There are a lot of great counting books out there. Today, Rebecca from Thirteen Red Shoes is with us again to share another great list with us.
He can count well, but my little one, who is 2, is still learning how to do it.
Here is a list of some of our favorite counting books, from timeless classics to new books that have just come out.
The Very Hungry Caterpillar | Eric Carle
We have a lot of copies of this book. It is great for so many different types of math, from numbers and time to color, repetition, pattern, science, and life cycles. In this book, Eric Carle’s clever and unique collage art inspires kids from all over the world to make their own art.
Counting in the Garden | Patrick and Emily Hruby
A fun counting book that you can use in so many different ways. Usually, when I read this book, we focus on adding the numbers one by one and adding them all together. Each page has hidden garden items that we find, so we count not only one onion, two turnips, and three thistles as each item is found, but we also add them together. One onion + two turnips = three vegetables. One onion, two turnips, and three thistles make up six things that are hidden in the garden.
10 Little Rubber Ducks | Eric Carle
One of the best books for teaching ordinal numbers because you follow the path of 10 little rubber ducks as they are washed overboard a container ship in an icy storm.
The Poky Little Puppy | Jean Chandler
This book was mine when I was little. When I had my first child, my parents gave this to me to read to him. I read it with him. From 1 to 10, this is a beautiful book.
A Child’s First 1 2 3 Numbers | Alison Jay
It’s hard for me to get enough of Alison Jay’s beautiful art style. Each page in this counting primer has a little bit of the page before and the next page hidden in the picture. I love going to the little link. Alison is also very clever when she shows the number in focus again and again on the page. As an example, on the three little pigs page, we see not only three pigs, but also three tea cups and saucers, three apples, three umbrellas, three cushions, and so on. In this game, you play with the kids who can find another way to say the given number. It’s a lot of fun!
The High Street | Alice Melvin and Counting Birds | Alice Melvin
Alice Melvin’s art is so cute and her books are so cute.
My kids love to count birds. This rhyming primer teaches us about a lot of birds we didn’t know, as well as how to count from 1-20.

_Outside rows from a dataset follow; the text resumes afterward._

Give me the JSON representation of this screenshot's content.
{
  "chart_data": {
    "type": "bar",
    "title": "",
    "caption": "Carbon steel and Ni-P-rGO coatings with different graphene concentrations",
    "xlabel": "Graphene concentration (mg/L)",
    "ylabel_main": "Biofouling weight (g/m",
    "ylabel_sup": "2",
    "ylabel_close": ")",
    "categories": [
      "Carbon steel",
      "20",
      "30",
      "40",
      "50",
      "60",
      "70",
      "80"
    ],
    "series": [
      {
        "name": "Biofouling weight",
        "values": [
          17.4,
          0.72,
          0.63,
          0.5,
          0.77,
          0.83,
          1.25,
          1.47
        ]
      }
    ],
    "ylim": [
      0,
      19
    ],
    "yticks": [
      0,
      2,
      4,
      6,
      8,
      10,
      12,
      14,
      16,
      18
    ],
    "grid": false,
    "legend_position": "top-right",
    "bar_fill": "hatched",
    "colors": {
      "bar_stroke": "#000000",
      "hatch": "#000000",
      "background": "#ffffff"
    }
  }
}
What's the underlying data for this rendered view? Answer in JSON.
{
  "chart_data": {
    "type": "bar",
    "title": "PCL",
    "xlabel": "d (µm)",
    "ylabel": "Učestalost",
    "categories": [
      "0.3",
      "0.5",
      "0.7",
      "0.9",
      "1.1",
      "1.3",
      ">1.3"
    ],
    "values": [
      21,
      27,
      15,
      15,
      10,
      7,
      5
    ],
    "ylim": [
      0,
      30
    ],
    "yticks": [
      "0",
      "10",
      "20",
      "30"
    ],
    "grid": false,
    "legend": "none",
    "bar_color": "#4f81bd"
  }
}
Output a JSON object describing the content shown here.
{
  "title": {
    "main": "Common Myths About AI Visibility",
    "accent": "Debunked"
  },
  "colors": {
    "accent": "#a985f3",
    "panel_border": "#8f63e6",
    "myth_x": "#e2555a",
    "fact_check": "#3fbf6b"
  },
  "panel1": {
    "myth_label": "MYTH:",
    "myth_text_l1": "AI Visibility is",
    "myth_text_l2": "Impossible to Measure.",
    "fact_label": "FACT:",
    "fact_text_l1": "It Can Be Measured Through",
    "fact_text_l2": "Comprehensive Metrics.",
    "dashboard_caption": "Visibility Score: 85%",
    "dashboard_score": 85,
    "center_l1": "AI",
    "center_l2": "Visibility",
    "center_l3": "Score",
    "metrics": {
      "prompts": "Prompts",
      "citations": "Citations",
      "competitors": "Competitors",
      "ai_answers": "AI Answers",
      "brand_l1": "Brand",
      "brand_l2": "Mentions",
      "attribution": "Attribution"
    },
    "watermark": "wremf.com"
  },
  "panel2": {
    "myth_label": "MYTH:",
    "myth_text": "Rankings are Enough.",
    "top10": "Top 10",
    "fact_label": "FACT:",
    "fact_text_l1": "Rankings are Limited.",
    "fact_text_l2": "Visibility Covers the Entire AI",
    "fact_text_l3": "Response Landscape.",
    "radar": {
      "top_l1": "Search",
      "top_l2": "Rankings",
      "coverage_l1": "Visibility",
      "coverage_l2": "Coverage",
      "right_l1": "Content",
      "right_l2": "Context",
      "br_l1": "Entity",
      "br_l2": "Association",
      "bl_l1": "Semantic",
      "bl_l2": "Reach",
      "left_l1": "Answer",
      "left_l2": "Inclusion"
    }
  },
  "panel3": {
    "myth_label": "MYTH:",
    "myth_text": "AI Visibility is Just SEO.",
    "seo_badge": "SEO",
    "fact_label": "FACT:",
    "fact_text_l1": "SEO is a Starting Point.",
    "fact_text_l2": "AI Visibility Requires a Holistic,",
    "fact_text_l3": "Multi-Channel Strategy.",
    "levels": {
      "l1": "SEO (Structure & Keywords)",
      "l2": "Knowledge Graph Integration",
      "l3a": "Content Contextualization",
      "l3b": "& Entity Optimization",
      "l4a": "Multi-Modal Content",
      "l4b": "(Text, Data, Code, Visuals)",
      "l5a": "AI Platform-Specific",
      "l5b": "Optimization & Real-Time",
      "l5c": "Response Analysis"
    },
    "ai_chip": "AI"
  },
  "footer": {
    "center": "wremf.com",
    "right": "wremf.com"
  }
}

An important part of The High Street is remembering things and making lists. A Persian rug and a cockatoo are on Sally’s shopping list when she goes to the High Street. There is a three-page spread when the pages open up. It’s just beautiful. Each page is full of small, beautiful things. You could spend all afternoon looking at them all. The High Street is one of their favorite books because it has extra pockets, flaps, and pop-ups.
One Gorilla A Counting Book | Anthony Browne
This book is a real treat. The illustrations alone are worth going to see. He’s at his best here. Love this book: Our youngest, who is 2 years old, can’t get enough of it. She likes to tell us which primates are on each page. It would be great to use as a way to start a conversation about primates because the 10 images are so different and interesting.
That 17th Hat | Trevor Eissler and Marloes de Vries and 4, 963, 571 | Trevor Eissler and Ruth Chung
Their website says they want to make kids happy and inspire them, while also introducing their families to Montessori education. June books is the publisher of the above books. They write books that honor children and the important work they do naturally as they work on their own self-improvement.
“That 17th Hat” and “4, 962, 571” both have a lot of numbers in them and are great for kids who have a better sense of numbers. “4,962,571” is a good place to start when talking about bigger numbers and how to record them.
Both have end pages that help parents understand the main Montessori principles that are in the picture books they’re reading. As the author reads each title, this video shows both of them.
10 Little Circus Mice | Caroline Stills and Judith Rossell
A cute story about mice teaching the friends of ten a lot of fun things about each other. People in the group of ten are 10+0, 9+0, 8+0, 7+3, 6+4, 5+5, 4+6, 3+7, 2+8, 1+9, 0+10.
Montessori Number Work | June and Bobby George
This book lets the reader experience numbers in many different ways. There are also sandpaper numerals that you can trace to help you learn how to write numbers, so you can keep track of how many things there are.
Anno, M. (1977). Anno’s Counting Book. New York: HarperCollins.
There are no words in this book, but beautiful pictures show how the land changes as we move from one season to the next. Each page also shows what people and animals do in the places where they live. From January to December, and from 1 to 12, you’ll see the numbers in groups of trees, people, or other things. The book can also be used to teach kids how to add.
Baker, K. (1999). Quack and Count. San Diego: Harcourt Brace.
This story shows how to put seven ducks together in different ways. If there are three of them on one page, then there are four on the other. If there are five of them on one page, then there are two. The total is still seven. This number, and all of the others (except one) can be put together and broken down in different ways. This is one of the most important things about the commutative property of the whole number.